It's their parties - Macleans.ca
 

It’s their parties


 

Alison Loat talks to Steve Paikin about Samara’s latest report.


 

It’s their parties

  1. I firmly believe that the imbalance at the party level plays an important part in explaining the imbalances elsewhere in Parliament. I don’t think our westminster system can handle complete individual independence like there is in the American system. But I’m pretty sure i have read before that Canada’s parties are more disciplined/whipped than in any other similar westminster style government in the world. Not believing in extremes, I can’t think that is a good thing. Grassroots involvement in party activities is supposed to be one fo the most important interactive bridges between citizens and parliament. If we think our voting turnout is shocking, the last number I saw for party membership put it at low single digits as a percentage of voting public.

    • Less than 2%, I believe. 

      • It is about that.  The latest research in this area is from 2000 though, so I’d imagine it’s lower now.  Does anyone know if the political parties release their membership numbers?

        • Thanks for that.  I was depressed at 2%!  I’m one of those 2% and I don’t know the membership of my own party, so I suspect they don’t.  Mind you, it could be because nobody has asked.

          I’m going on a road trip in a week or so to help with a powerpoint presentation my friends Matt and Anita have come up with.  http://www.slideshare.net/AnitaNickerson/reclaiming-our-democracy-through-political-participation-final-7283870
          But it occurs to me that we haven’t had one of our events in our own area on this subject.  And it occurs to me that nobody would come if we did, since its ‘just us’ and we aren’t exactly a draw (we’re there every time), although we do quite well with guest speakers.  Would you consider coming to Waterloo Region, Alison, as a guest speaker in our CAPP/Fair Vote ‘Participate’ series?  (We pay in cookies.)

    • Item 1:  As I was watching that entire episode of The Agenda last night the “Its The Parties” segment almost brought a tear to my eye.  I’m very supportive of efforts to trim (not eliminate) the influence of parties, starting by reducing the amount of money they have access to (both private and public money) – less money equals less back room pollsters and strategists and torquing, which can only be good.

      Btw, the other two segments of that same episode of The Agenda are also well worth the watch.

      Item 2:  IF you can use number of donators as a proxy for number of members, then the number of members for all parties is around 250,000 people, IIRC from my vote subsidy/75% tax refund research, and those figures are from about 2008…

      • I have to say that the Agenda is possibly the most worthwhile show on Canadian television. 

      •  I will try to take the time to watch the whole thing, thanks.

        Participating with your wallet is important, but participating with your engagement is more important. But why would you? Even as an active member, are you going to feel like your participation has had a meaningful outcome? Not everyone feels it is necessary to have an outcome to show for their work, but many do. And if you are an activist, your cause matters.

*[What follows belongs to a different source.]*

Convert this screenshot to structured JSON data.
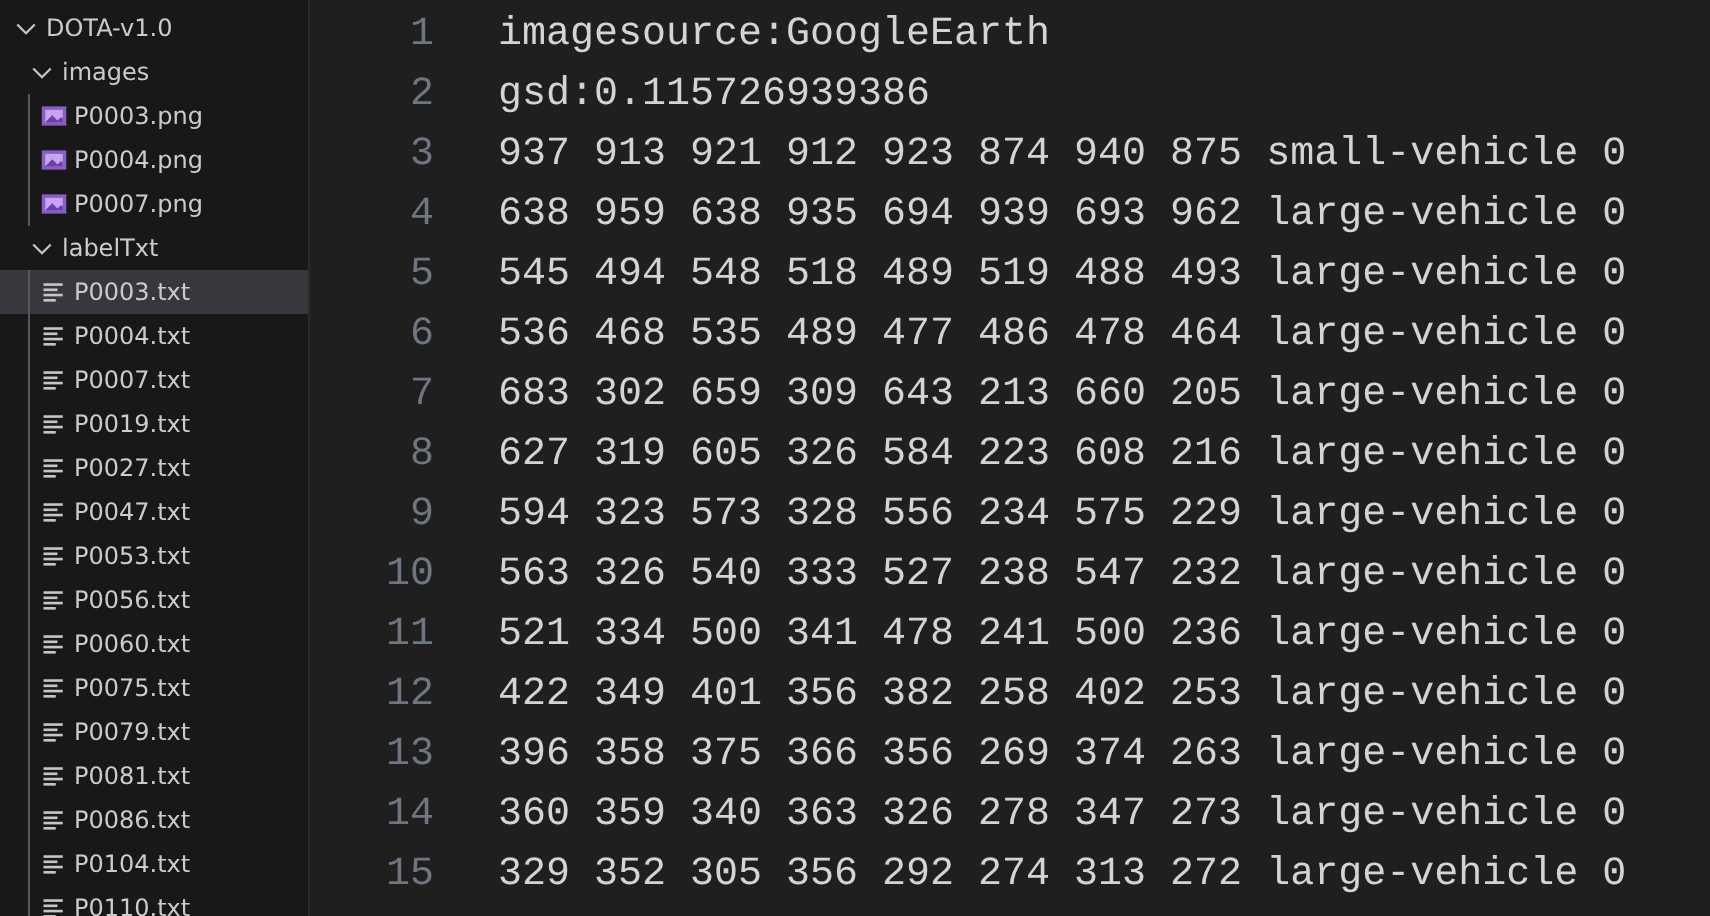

        Somehow the party process filters out cause-centered concerns in favour of success-centred concerns. It’s pretty hard to sustain commitment when that commmitment is blatantly in the pursuit of power for a leader so remote from your local constituency you will never meet him/her.

        The Liberal Party is currently at the nadir of this process. Morally and intellectually bankrupt and desperately searching for a magical leader. The best leader they could find for themselves is one who could reconnect them to their grassroots base. That’s what the conservatives had to do when Mulroney tried to stitch together too many disparate groups in search of power rather than the common good.

  2.  It doesn’t surprise me that MPs say that the parties are the problem. Hopefully the near destruction of the Liberals lets them take a more adventurous path and take the courageous stance of weakening the centre of their party by giving riding associations independence in candidate selection, and perhaps making the permanent leader a selection by caucus, serving at their pleasure. Leaders can’t afford to ignore their caucus when they rely on them for their job. Apparently Chretien was the last Liberal leader who had an open door policy with his caucus.